Monday, July 6, 2009

The Relationship Principles of Jesus.

Book Review

Holladay, Tom. The Relationship Principles of Jesus. Zondervan. 2008
T.H.- teaching pastor at Saddleback.

Comment. Henry
Tom is Rick Warren’s brother-in-law. This book has been written in the same format as the ‘4o Days of Purpose’ book. Each day some aspect of relationship is discussed under six general principles. Questions are provided to stimulate interaction in small groups. This is a very relevant resource focused relationships, something everyone is into.

When Jesus was asked about the most important command(s) his answer focused on relationships, with God and with others. Relationships always come with risks. Nothing can compare with the values that arise out of relationships. “Lesser values take less faith and less effort.” (33) Love God with ALL your heart, soul, mind, and strength. To love someone is taking a huge risk, however, you lose more by not loving. When we love we cannot limit the extent of our love but we must limit the expression of our love.

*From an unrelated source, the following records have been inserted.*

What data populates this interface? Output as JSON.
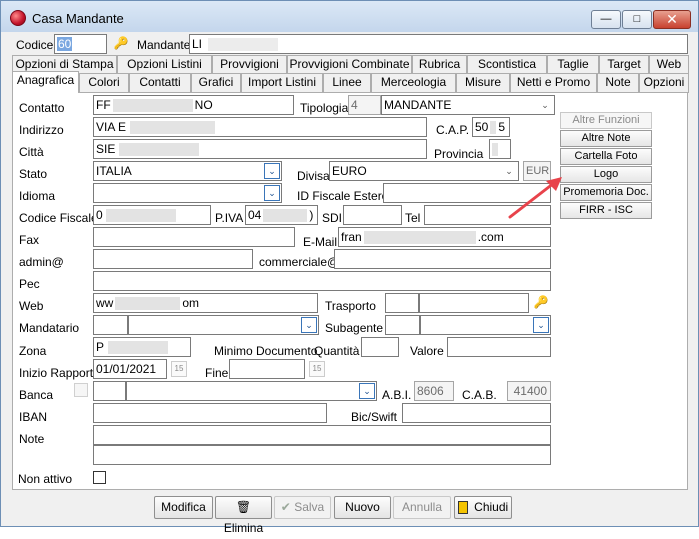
{
  "window": {
    "title": "Casa Mandante",
    "min_label": "—",
    "max_label": "□",
    "close_label": "✕"
  },
  "header": {
    "codice_label": "Codice",
    "codice_value": "60",
    "mandante_label": "Mandante",
    "mandante_value": "LI"
  },
  "tabs_row1": [
    "Opzioni di Stampa",
    "Opzioni Listini",
    "Provvigioni",
    "Provvigioni Combinate",
    "Rubrica",
    "Scontistica",
    "Taglie",
    "Target",
    "Web"
  ],
  "tabs_row2": [
    "Anagrafica",
    "Colori",
    "Contatti",
    "Grafici",
    "Import Listini",
    "Linee",
    "Merceologia",
    "Misure",
    "Netti e Promo",
    "Note",
    "Opzioni"
  ],
  "form": {
    "contatto_label": "Contatto",
    "contatto_value": "FF",
    "contatto_tail": "NO",
    "tipologia_label": "Tipologia",
    "tipologia_code": "4",
    "tipologia_value": "MANDANTE",
    "indirizzo_label": "Indirizzo",
    "indirizzo_value": "VIA E",
    "cap_label": "C.A.P.",
    "cap_value_a": "50",
    "cap_value_b": "5",
    "citta_label": "Città",
    "citta_value": "SIE",
    "provincia_label": "Provincia",
    "stato_label": "Stato",
    "stato_value": "ITALIA",
    "divisa_label": "Divisa",
    "divisa_value": "EURO",
    "divisa_code": "EUR",
    "idioma_label": "Idioma",
    "id_fiscale_label": "ID Fiscale Estero",
    "codice_fiscale_label": "Codice Fiscale",
    "codice_fiscale_value": "0",
    "piva_label": "P.IVA",
    "piva_value": "04",
    "piva_tail": ")",
    "sdi_label": "SDI",
    "tel_label": "Tel",
    "fax_label": "Fax",
    "email_label": "E-Mail",
    "email_value": "fran",
    "email_tail": ".com",
    "admin_label": "admin@",
    "commerciale_label": "commerciale@",
    "pec_label": "Pec",
    "web_label": "Web",
    "web_value": "ww",
    "web_tail": "om",
    "trasporto_label": "Trasporto",
    "mandatario_label": "Mandatario",
    "subagente_label": "Subagente",
    "zona_label": "Zona",
    "zona_value": "P",
    "minimo_label": "Minimo Documento",
    "quantita_label": "Quantità",
    "valore_label": "Valore",
    "inizio_label": "Inizio Rapporto",
    "inizio_value": "01/01/2021",
    "fine_label": "Fine",
    "cal_label": "15",
    "banca_label": "Banca",
    "abi_label": "A.B.I.",
    "abi_value": "8606",
    "cab_label": "C.A.B.",
    "cab_value": "41400",
    "iban_label": "IBAN",
    "bic_label": "Bic/Swift",
    "note_label": "Note",
    "non_attivo_label": "Non attivo"
  },
  "side_buttons": {
    "altre_funzioni": "Altre Funzioni",
    "altre_note": "Altre Note",
    "cartella_foto": "Cartella Foto",
    "logo": "Logo",
    "promemoria": "Promemoria  Doc.",
    "firr": "FIRR - ISC"
  },
  "footer": {
    "modifica": "Modifica",
    "elimina": "Elimina",
    "salva": "Salva",
    "nuovo": "Nuovo",
    "annulla": "Annulla",
    "chiudi": "Chiudi"
  },
  "colors": {
    "annotation_arrow": "#e8434b",
    "field_highlight": "#7aa7e0"
  }
}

During the Last Supper Jesus added a new commandment; ‘Love one another as I have loved you’. This is impossible without God’s power. This love that Jesus commands is an action not an emotion. It must become a daily choice. When emotions become indicators of problems we must act quickly and decisively. Choosing fellowship and forgiveness are part of Jesus’ command to love. Loving involves acceptance and sacrifice.

“All relationships are fueled by communications.” (138) They are built on a foundation of trust. There must be consistency between what we say and what is in our heart. We must be honest (in love). Prayer fuels communication.

We are to be nonjudgmental while we “reject hypocrisy, choose integrity, and show mercy”. (199) We must trust God to be the final, just judge. Knowing that we are forgiven will make us less judgmental.

There is no challenge like the challenge to be humble. The need to be noticed seems to be woven into the very fabric of our being and can quickly become an addiction. In a culture of comparisons and competition humility is very uncommon. Understanding the analogy (parable) of the vine and the branches helps us understand a position of dependence and humility.

As we genuinely meet the needs of those around us we find that our own needs are met. This is how the Golden Rule works. The application and practice of this rule requires sacrificial love. How else can we ‘love our enemies’?